Sunday, November 18, 2012

In Love with Marriage

Mrs. Kimble by Jennifer Haigh is the story of a man, Ken Kimble, told through the eyes of his three successive wives.  The first, Birdie, was Ken's choir student when he taught at her Bible college in the 1960s.  When Ken leaves, Birdie's life starts a downward spiral, which eventually leads her to a night in a dirty bar straight out of Revolutionary Road by Richard Yates. In walking away from Birdie, Ken is also walking away from his two children with her, Charlie and Jody.  The next wife, Joan, is older than Birdie, and richer.  For her, Ken forgets his past as a minister, and suddenly becomes a Jewish Realtor.  The third wife, Dinah, is a few years older than Birdie was when Ken married her, but the gap in ages between Dinah and Ken, and the way he treats her as an accessory, leave Dinah feeling "like the punch line to a dirty joke."

The author describes Ken Kimble as a "serial husband", who is somehow able to convince each of his wives that he is exactly what she needs.  That Kimble can accomplish that is something of a feat, as one apparently needed a Christian minister and one would only marry a Jewish businessman.  Haigh maintains that Kimble is not a sociopath, and his wives are not victims.  While he may not be sociopathic, Kimble is absolutely a big fat liar, with no feeling for anyone other than himself.

We are only told about three Mrs. Kimbles, but at the end I was left wondering if there were any more.  When Ken married Birdie, he was already in his thirties, which seems old for a first marriage, for a man so much in love with getting married.

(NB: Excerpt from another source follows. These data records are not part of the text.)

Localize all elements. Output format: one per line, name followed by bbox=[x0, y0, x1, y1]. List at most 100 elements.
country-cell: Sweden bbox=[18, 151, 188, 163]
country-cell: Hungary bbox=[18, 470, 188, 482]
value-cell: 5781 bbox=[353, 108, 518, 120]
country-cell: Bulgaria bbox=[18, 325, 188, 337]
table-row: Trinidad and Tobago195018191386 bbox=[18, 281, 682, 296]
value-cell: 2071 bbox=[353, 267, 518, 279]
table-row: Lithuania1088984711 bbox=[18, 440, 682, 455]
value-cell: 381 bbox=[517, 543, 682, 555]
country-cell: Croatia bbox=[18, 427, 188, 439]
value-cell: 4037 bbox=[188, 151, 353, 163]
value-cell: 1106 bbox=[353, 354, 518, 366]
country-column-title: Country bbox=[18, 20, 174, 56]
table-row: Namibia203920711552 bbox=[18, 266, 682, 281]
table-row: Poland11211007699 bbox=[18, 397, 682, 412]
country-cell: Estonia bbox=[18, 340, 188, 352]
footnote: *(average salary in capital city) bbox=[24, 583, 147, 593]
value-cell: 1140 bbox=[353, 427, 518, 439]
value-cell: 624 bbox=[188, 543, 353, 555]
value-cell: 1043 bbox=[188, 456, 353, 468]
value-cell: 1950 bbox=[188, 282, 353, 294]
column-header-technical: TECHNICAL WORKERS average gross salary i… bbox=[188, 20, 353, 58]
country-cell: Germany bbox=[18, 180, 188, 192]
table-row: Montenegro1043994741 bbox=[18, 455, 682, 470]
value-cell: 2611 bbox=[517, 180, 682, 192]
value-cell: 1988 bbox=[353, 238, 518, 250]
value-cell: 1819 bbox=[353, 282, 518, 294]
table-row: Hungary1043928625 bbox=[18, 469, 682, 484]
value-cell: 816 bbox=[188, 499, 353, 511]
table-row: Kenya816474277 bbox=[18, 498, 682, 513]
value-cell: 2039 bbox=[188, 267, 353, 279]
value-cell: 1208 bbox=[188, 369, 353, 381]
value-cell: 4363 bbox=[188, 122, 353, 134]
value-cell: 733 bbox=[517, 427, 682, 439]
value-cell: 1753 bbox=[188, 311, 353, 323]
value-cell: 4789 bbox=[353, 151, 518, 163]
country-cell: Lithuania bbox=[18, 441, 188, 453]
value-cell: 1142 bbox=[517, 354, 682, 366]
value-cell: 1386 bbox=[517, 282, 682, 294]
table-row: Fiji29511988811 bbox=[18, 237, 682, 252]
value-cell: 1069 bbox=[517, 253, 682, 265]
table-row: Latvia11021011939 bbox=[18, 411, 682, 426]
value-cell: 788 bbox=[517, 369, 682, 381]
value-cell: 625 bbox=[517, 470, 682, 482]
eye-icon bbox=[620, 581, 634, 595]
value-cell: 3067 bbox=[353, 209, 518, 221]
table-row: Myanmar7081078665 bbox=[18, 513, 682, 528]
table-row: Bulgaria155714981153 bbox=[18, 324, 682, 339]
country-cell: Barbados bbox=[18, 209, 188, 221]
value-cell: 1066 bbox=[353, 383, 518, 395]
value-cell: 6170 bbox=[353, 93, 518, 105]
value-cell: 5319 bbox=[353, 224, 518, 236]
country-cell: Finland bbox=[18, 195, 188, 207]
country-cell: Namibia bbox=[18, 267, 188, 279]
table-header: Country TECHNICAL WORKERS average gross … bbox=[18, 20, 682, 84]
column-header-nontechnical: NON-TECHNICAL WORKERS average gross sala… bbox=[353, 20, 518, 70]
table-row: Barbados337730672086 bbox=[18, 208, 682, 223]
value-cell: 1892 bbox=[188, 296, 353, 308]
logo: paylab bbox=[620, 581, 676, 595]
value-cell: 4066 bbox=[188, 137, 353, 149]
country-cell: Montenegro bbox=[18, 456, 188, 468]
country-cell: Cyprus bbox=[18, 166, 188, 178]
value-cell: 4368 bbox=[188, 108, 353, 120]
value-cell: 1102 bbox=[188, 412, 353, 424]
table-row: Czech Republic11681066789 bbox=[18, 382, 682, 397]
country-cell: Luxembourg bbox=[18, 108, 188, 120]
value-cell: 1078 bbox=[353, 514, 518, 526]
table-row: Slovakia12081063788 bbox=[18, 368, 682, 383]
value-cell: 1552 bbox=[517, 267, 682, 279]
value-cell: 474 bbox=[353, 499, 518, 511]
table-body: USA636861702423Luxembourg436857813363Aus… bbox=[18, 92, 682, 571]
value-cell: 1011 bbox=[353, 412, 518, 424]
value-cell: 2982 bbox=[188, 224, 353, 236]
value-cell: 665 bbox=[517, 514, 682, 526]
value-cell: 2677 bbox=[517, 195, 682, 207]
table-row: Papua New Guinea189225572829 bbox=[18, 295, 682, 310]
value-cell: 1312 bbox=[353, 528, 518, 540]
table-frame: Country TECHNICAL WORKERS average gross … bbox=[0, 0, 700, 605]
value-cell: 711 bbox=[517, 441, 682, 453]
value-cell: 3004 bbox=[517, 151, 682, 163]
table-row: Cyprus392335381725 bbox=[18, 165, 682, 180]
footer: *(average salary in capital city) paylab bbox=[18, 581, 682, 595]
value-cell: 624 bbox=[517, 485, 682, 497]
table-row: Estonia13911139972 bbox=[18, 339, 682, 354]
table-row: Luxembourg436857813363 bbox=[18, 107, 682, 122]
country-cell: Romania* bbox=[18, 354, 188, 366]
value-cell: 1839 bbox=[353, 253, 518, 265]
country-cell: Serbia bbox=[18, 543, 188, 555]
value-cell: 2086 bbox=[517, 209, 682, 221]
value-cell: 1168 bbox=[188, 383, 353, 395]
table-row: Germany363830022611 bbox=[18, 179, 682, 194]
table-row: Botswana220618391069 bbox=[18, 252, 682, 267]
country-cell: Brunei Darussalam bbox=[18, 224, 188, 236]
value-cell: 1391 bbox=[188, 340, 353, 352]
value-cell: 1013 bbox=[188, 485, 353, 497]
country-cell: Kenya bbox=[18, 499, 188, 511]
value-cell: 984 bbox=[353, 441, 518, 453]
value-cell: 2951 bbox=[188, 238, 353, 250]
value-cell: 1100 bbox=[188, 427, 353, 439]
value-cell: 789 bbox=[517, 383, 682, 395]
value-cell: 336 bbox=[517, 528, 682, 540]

This book sat unread in my nightstand for years.  As such, it is fitting that it is the final book for the Off the Shelf Challenge.  When I picked it up, I thought that there was some connection between Mrs. Kimble and The Hours by Michael Cunningham.  Specifically, I had the notion that this book was supposed to expand on Cunningham's character, Mrs. Brown.  Birdie and Mrs. Brown are cut from a similar cloth, and would probably be great friends, but I can't find any indication that this was intentional.  I think that my idea may have come from the cover of Mrs. Kimble, which shows dresses that three different women would wear.  These are obviously for the three different Mrs. Kimbles, but they actually would fit the three women in Cunningham's novel just as well.